The Use of Attitude Adverbials by Kurdish and English Writers in Academic Discourse A Corpus-Based Contrastive Study
Abstract
Attitudinal adverbials play a key role in conveying the author's perspective in scholarly discourse. They serve to articulate their emotions, judgements, and evaluations. This study presents findings of a contrastive corpus-based study conducted to examine the use of attitude adverbials by both native English authors and non-native Kurdish writers. The main objective of the study is to find out the types and frequency of attitude markers in academic writing of those two groups of writers. Following the Contrastive Interlanguage Analysis (CIA), the research compares Kurdish non-native writers' language with native authors', aiming to identify nativeness features. It involves three phases: analyzing the non-native corpus, the native corpus, and comparing the use of attitude adverbials by both groups. Data for quantitative analysis was taken from two corpora : the Non-Native speaker corpus (KNNSC) and a subcorpus of academic discourse by English native speakers complied from CAEC (Cambridge Academic English Corpus ) as a reference corpus.

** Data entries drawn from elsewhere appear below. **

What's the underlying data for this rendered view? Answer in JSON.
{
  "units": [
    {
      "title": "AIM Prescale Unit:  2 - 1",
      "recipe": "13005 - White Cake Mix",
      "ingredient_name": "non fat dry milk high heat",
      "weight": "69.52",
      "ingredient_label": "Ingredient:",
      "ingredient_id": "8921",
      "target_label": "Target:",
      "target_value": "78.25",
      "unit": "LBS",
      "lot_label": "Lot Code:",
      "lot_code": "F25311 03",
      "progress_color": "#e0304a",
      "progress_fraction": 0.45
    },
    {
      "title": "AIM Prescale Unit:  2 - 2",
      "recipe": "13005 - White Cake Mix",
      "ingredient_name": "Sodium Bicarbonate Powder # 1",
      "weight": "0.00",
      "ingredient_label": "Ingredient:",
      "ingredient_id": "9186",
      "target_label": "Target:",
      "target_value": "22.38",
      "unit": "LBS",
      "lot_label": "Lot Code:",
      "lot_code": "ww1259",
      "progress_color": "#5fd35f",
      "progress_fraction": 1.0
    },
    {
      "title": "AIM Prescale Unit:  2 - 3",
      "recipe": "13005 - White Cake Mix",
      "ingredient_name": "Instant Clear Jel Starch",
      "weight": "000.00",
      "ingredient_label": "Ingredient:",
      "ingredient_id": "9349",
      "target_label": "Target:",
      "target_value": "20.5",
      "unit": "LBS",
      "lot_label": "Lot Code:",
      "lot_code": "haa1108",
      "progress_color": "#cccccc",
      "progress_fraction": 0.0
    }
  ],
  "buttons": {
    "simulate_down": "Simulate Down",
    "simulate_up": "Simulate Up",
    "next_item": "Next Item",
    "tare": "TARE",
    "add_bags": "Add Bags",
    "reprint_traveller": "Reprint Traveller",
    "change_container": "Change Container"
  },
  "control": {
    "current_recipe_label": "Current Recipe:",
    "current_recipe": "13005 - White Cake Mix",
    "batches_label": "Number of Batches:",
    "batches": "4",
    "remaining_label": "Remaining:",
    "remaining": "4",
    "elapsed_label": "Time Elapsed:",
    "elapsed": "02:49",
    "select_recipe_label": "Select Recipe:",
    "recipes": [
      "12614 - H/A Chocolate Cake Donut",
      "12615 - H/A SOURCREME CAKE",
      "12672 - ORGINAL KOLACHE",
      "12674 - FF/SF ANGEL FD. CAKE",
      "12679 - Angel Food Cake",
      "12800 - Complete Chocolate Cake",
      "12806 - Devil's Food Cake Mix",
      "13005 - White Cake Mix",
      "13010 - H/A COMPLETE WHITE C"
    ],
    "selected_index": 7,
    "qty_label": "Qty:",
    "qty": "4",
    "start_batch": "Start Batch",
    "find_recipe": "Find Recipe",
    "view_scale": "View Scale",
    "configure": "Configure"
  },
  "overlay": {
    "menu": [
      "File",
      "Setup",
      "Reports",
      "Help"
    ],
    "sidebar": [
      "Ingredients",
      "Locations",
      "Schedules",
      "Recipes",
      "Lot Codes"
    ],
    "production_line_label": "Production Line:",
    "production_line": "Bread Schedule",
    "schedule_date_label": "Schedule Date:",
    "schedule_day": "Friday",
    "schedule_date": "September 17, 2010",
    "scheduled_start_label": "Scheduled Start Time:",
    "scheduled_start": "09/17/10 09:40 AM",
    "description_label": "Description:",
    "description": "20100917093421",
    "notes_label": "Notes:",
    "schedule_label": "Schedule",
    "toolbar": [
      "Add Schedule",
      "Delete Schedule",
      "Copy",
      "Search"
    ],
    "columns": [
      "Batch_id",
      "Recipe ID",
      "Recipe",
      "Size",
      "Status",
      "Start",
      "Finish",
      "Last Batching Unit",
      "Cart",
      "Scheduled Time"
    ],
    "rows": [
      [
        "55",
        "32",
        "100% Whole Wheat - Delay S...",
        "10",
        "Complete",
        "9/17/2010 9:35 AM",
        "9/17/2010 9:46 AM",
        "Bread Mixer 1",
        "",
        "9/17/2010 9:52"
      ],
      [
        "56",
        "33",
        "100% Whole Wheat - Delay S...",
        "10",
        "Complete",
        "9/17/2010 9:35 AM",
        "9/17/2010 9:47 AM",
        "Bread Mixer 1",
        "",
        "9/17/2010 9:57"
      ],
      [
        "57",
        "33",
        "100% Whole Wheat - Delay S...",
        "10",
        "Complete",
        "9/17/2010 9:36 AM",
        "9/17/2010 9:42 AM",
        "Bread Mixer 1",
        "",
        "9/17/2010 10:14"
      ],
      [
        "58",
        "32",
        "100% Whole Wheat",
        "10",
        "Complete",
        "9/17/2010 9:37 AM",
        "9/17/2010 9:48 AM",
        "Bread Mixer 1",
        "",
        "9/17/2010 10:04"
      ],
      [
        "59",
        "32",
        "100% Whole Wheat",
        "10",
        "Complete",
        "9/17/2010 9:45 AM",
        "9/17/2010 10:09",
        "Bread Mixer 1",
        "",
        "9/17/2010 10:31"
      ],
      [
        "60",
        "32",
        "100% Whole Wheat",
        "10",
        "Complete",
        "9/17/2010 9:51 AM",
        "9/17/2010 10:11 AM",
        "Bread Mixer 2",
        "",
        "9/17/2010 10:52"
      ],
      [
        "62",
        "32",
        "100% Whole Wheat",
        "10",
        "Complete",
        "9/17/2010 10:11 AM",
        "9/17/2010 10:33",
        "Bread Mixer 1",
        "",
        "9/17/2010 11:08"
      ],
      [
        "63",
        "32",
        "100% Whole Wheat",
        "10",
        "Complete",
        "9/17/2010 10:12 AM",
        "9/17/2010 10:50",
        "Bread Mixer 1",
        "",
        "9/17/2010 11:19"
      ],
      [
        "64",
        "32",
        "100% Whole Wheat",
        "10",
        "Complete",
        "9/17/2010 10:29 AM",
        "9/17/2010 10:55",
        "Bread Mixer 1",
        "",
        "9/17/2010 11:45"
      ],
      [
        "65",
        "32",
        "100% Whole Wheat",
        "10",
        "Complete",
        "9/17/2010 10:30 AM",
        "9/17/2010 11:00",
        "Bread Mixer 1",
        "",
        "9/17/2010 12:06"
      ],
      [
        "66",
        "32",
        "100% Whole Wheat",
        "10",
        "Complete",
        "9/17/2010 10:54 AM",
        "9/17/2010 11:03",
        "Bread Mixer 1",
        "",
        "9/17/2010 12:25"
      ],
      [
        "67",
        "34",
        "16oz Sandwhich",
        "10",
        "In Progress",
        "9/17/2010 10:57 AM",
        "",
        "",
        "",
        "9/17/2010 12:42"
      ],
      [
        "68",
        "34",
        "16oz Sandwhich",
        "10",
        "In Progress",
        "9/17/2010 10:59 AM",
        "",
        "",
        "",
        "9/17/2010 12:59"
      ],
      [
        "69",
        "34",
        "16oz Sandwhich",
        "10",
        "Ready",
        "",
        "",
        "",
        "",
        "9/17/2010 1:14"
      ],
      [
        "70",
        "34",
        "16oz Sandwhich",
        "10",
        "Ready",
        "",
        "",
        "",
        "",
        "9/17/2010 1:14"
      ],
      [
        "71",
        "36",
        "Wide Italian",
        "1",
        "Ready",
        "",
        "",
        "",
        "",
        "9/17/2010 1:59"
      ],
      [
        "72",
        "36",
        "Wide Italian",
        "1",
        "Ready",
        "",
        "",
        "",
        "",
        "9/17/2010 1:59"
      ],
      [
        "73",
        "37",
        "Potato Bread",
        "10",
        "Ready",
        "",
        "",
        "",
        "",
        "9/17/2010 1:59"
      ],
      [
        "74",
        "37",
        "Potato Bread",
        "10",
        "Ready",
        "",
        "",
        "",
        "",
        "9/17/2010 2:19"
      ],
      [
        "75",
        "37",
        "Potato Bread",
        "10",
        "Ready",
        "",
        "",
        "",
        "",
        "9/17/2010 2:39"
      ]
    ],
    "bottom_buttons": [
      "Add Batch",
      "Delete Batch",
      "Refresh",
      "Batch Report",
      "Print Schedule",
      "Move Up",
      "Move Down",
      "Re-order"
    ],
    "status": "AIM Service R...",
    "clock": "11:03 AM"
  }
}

The analysis in both corpora was carried out using the Sketch Engine (SkE) software. In terms of how frequently attitude markers were employed in the academic texts under analysis, the results indicate that native authors utilized attitude markers more frequently than the Kurdish academic writers. This tendency can be related to cultural norms of writing , personal communication styles, education, and exposure to diverse cultural contexts.